Immortal Bird : Akrasia

Immortal Bird : AkrasiaImmortal Bird est un tout jeune groupe de Chicago formé en 2013 et qui vient de sortir début décembre un Ep 4 titres de Black death thrash puissant, énergique, et dévastateur. Le moins que l’on puisse dire, c’est que cet oiseau, s’il est immortel, est aussi bien vénère (qui a parlé d’Angry Birds ?), et ce qui pourrait ressembler à de gentils colibris sur la superbe pochette du disque pourrait plus s’apparenter à un mélange de phoenix et d’aigle royal si on s’en réfère à la musique des Américains.
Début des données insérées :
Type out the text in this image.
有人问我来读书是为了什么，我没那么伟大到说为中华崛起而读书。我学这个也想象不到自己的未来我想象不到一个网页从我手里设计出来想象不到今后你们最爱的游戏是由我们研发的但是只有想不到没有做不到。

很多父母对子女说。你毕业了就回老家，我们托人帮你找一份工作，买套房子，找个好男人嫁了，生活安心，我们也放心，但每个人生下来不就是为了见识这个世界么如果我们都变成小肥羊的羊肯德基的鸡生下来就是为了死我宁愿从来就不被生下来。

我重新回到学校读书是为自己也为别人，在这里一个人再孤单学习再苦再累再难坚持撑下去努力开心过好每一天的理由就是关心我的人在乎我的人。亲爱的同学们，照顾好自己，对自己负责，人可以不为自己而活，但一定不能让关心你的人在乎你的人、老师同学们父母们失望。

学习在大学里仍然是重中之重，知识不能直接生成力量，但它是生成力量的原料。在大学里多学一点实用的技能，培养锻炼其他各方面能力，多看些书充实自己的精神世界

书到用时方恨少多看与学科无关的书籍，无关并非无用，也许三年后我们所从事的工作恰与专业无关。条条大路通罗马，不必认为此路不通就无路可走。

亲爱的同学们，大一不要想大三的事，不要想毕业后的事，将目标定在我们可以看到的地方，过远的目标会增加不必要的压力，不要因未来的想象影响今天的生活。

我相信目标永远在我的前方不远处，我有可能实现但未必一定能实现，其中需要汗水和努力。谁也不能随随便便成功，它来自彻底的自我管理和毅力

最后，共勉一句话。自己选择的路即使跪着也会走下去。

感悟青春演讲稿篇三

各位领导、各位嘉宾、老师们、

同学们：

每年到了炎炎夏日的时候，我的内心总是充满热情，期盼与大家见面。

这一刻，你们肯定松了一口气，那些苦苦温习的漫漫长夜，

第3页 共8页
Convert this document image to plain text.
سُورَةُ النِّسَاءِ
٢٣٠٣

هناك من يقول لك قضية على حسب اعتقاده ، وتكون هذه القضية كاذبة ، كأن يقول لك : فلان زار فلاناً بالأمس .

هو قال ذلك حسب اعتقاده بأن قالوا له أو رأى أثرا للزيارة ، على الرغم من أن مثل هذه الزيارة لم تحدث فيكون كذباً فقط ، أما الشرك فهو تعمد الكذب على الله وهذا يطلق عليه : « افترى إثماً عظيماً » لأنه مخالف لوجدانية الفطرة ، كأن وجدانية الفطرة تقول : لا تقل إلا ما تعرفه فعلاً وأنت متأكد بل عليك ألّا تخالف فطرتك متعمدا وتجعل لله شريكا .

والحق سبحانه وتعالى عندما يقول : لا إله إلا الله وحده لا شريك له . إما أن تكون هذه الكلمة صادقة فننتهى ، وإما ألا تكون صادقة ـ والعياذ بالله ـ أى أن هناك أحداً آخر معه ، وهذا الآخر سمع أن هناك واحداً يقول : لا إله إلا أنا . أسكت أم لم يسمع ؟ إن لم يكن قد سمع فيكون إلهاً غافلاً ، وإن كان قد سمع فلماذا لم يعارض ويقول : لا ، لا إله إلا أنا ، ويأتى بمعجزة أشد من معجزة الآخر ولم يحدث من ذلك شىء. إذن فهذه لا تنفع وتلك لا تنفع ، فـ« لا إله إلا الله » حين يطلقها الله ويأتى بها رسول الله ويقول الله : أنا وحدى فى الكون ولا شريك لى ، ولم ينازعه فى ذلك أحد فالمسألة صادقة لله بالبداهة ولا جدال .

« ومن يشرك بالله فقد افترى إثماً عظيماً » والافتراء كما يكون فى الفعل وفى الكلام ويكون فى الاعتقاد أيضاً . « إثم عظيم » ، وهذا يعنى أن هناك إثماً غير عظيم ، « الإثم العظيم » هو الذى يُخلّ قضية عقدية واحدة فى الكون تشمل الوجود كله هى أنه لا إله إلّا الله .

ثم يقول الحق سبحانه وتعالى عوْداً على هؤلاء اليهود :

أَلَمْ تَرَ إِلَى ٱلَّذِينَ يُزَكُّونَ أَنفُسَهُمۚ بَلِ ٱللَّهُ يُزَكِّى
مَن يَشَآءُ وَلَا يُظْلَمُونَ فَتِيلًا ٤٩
4 titres pour 20 minutes, c’est largement suffisant pour se rendre compte de l’énorme potentiel de la formation : Spiting Teeth démarre avec des guitares sombres et lancinantes très typées black, et évolue en un morceau dynamique aux nombreux changements de rythmes et d’ambiance, passant d’un blast soutenu à des parties plus lentes et écrasantes, et n’hésitant pas non plus à explorer d’autres sonorités plus éthérées avec des guitares aux résonances étranges et inquiétantes ( sur Akratic Seminar, titre de loin le plus posé, on aura même le droit à des parties en chant clair). La voix, tantôt sèche et écorchée, tantôt plus gutturale, fait beaucoup penser à celle d’Angela Gossow, d’ailleurs, fait notable, c’est également une demoiselle, Rae, qui hurle derrière le micro. Il y a une ambiance véritablement sombre qui enveloppe ces 4 titres, le côté black metal est très présent au niveau des atmosphères, même si musicalement, on est loin du minimalisme souvent cher au style, avec une musique vraiment pêchue qui s’apparente plus à un excellent dark metal.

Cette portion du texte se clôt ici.